Le gouvernement du Ghana, à travers le ministère des Affaires étrangères, a organisé le rapatriement de la dépouille de Nash Amoonu Jailor. Âgé de 37 ans, le ressortissant ghanéen avait été tué en mars dernier à East London, dans la province du Cap-Oriental, en Afrique du Sud, dans des circonstances décrites comme une attaque présumée de foule.
La dépouille est arrivée au Ghana jeudi 3 septembre 2026 à 15 heures. Elle a ensuite été officiellement remise aux membres de sa famille pour la suite des dispositions funéraires. Le rapatriement a été entièrement pris en charge par l’État ghanéen. La famille du défunt n’a donc eu aucun frais à supporter dans le cadre du transfert de la dépouille vers le Ghana.
Le ministre ghanéen des Affaires étrangères, Samuel Okudzeto Ablakwa, a invité les proches du défunt à faire preuve de courage et à rester forts face à cette épreuve. Le gouvernement a également assuré la famille de son soutien dans cette période particulièrement difficile.
Accélérer l’enquête et faire justice
À travers le Haut-Commissariat du Ghana à Pretoria, le gouvernement Ghanéen dit poursuivre ses démarches auprès des autorités sud-africaines afin qu’une enquête rapide et approfondie soit menée. Accra souhaite que les circonstances qui entourent la mort de Nash Amoonu Jailor soient clairement établies et que les éventuels responsables soient traduits devant la justice.

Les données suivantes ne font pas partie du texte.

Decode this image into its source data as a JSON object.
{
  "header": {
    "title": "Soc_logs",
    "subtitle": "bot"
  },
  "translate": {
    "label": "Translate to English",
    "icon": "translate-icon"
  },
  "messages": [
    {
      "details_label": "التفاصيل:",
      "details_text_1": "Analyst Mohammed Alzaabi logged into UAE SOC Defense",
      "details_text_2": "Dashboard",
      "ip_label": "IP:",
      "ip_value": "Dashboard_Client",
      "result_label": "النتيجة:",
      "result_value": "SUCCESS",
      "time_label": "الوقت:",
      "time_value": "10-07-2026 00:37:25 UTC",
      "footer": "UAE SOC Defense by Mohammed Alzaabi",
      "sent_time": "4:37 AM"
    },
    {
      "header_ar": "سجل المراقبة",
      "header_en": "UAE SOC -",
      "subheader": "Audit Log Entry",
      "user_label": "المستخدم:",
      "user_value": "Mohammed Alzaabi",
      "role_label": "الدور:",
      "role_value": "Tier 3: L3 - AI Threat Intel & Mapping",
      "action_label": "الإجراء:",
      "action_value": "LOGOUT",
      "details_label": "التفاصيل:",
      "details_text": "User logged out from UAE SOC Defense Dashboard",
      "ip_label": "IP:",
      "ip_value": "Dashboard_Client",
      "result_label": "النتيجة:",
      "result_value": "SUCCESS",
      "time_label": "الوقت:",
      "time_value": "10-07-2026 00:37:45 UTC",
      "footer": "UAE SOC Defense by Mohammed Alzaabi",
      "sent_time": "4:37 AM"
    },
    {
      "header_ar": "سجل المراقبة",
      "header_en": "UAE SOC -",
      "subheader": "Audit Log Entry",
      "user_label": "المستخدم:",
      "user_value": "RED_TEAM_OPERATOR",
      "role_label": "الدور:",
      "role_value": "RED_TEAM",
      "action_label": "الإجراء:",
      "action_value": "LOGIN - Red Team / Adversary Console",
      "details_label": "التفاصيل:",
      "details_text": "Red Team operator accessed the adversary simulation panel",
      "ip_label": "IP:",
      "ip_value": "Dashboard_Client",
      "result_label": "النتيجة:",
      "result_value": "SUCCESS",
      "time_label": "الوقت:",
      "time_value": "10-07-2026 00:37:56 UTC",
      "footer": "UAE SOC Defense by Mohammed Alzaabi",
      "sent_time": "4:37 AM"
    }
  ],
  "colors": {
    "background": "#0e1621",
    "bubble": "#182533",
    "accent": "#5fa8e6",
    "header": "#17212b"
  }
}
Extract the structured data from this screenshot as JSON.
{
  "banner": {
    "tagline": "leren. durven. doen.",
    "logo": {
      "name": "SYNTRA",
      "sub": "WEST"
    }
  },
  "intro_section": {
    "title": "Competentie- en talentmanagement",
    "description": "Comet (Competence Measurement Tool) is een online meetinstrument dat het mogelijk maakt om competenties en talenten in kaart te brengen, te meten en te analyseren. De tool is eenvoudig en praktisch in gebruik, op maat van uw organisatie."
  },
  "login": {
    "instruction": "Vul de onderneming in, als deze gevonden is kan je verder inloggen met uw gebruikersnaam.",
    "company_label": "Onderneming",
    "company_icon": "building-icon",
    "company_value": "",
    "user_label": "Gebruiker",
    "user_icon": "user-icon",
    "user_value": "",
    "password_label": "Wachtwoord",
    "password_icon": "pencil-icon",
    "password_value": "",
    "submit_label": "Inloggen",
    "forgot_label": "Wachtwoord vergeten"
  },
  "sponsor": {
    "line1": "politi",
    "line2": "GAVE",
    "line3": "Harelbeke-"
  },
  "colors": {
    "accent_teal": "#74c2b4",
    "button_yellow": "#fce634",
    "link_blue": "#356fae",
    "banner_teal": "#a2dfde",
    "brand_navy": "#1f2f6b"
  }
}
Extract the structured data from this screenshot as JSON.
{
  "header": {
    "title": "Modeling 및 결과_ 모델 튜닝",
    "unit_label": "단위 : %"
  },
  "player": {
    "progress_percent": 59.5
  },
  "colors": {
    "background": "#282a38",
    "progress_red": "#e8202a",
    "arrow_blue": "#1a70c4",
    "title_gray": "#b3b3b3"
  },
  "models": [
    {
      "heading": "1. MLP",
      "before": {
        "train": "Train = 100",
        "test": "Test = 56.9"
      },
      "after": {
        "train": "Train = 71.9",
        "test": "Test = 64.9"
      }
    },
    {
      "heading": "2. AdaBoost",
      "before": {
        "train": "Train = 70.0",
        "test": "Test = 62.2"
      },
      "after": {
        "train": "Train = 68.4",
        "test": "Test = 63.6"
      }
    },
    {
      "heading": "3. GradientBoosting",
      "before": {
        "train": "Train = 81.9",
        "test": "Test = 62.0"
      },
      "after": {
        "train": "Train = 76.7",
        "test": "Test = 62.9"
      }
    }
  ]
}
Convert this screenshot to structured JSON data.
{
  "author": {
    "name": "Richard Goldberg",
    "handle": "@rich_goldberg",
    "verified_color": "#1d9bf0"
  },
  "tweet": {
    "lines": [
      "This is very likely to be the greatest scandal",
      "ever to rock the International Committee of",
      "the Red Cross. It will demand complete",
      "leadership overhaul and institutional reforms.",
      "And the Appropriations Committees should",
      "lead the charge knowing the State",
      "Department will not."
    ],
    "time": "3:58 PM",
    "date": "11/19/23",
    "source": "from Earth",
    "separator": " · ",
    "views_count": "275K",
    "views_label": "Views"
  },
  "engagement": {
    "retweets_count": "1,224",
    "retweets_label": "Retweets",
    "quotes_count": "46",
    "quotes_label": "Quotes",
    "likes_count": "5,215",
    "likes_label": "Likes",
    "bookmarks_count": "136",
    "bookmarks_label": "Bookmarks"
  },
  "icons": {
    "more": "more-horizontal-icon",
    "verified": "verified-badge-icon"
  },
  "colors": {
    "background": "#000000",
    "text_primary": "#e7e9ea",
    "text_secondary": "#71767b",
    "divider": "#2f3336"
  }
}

Le gouvernement ghanéen poursuit son opération de rapatriement de ressortissants depuis l’Afrique du Sud, en raison des violences xénophobes. Selon les autorités ghanéennes, plus de 1 600 Ghanéens ont été évacués d’Afrique du Sud depuis mai 2026. À leur arrivée au Ghana, les personnes rapatriées bénéficient de fonds de réintégration, de frais de transport et d’autres aides destinées à faciliter leur retour dans leurs communautés.